Accounting for the most [significant] risk factors for liver cancer had little effect on the risk ratios. These factors included hepatitis B and C infections, cirrhosis, and other liver diseases, socioeconomic status, alcohol consumption, and smoking.
Dr. Bravi’s team suggested that the risk reduction effect could be a real, causal effect arising from antioxidants and other minerals in coffee that may inhibit liver carcinogenesis or from the inverse association between coffee and cirrhosis or coffee and diabetes, both conditions known risk factors for liver cancer. Or, the effect could result, at least in part, from reduced consumption of coffee among patients with cirrhosis or other liver disease.
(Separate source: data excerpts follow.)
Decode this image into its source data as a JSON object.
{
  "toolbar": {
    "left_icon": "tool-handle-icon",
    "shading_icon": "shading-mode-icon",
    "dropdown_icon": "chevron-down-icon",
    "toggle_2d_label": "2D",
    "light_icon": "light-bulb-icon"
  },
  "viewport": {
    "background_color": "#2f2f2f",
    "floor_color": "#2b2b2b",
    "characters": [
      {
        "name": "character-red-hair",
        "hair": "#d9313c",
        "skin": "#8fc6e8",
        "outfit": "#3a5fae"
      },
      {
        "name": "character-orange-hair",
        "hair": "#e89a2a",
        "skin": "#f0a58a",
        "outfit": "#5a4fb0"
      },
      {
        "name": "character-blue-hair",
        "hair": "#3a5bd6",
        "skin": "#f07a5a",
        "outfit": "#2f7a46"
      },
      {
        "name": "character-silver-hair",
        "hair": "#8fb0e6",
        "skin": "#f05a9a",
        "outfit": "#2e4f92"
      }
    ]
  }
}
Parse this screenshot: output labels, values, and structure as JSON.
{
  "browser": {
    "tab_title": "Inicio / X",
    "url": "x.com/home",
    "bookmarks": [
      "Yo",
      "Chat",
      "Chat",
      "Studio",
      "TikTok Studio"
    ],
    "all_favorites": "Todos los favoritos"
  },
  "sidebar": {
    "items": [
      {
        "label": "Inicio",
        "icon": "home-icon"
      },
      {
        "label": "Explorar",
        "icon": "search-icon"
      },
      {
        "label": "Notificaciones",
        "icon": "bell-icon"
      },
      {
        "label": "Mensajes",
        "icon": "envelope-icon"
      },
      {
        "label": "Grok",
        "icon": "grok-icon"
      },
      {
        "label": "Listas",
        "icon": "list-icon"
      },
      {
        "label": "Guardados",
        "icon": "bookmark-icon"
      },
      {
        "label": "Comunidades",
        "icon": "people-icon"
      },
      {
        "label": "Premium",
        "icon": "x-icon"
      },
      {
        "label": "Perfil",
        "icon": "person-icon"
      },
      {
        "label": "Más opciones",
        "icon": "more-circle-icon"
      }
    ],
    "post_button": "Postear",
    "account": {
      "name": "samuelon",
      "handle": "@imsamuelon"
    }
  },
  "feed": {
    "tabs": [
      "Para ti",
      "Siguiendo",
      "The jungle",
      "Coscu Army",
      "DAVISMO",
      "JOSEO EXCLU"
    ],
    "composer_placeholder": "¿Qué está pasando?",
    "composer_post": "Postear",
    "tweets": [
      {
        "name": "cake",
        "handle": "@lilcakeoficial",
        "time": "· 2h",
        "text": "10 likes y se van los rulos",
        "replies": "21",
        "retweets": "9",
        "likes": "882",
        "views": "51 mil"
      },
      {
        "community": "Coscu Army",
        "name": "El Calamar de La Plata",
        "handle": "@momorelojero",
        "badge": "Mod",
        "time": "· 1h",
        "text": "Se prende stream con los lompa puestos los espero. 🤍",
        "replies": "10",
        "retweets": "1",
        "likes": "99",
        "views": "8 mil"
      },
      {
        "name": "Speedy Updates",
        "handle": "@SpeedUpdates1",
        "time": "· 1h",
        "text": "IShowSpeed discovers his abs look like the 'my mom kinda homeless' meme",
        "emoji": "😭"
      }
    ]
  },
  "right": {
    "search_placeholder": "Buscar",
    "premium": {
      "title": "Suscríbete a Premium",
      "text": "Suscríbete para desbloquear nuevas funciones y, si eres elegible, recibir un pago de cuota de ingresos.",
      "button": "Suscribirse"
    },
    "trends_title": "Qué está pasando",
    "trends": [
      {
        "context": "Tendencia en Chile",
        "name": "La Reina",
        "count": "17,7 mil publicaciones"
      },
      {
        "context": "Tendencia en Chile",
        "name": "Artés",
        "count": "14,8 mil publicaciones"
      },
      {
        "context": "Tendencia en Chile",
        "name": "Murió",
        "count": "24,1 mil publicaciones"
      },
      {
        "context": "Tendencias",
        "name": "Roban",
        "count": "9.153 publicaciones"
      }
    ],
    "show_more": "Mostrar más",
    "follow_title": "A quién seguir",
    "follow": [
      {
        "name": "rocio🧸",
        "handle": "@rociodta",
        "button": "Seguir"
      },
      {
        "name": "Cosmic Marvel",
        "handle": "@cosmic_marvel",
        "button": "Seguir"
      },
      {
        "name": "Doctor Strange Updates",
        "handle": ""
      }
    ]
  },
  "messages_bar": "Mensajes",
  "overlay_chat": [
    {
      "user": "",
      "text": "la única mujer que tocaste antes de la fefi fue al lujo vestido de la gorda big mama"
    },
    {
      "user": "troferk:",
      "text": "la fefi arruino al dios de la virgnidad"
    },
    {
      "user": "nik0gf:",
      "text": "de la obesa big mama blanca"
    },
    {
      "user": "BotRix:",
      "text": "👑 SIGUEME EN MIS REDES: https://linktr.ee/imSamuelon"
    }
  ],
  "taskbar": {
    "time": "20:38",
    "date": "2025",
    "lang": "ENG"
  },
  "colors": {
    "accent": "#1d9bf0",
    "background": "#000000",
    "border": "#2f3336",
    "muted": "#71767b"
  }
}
"Thus, a reduction of coffee consumption in unhealthy subjects cannot be ruled out, although the inverse relation between coffee and liver cancer also was present in subjects with no history of hepatitis/liver disease," the researchers wrote. Yet, they also noted the potentially limited utility of coffee risk reduction given the greater impact on reducing liver cancer risk from hepatitis B vaccination, prevention of hepatitis C, and reduction of alcoholic drinking.
The pancreatic cancer study was funded by the European Commission and the International Agency for Research on Cancer, with a long list of additional societies, foundations, and educational institutions supporting the individual national cohorts. The hepatocellular carcinoma study was funded by a grant from the Associazione Italiana per la Ricerca sul Cancro. The authors in both studies reported no disclosures.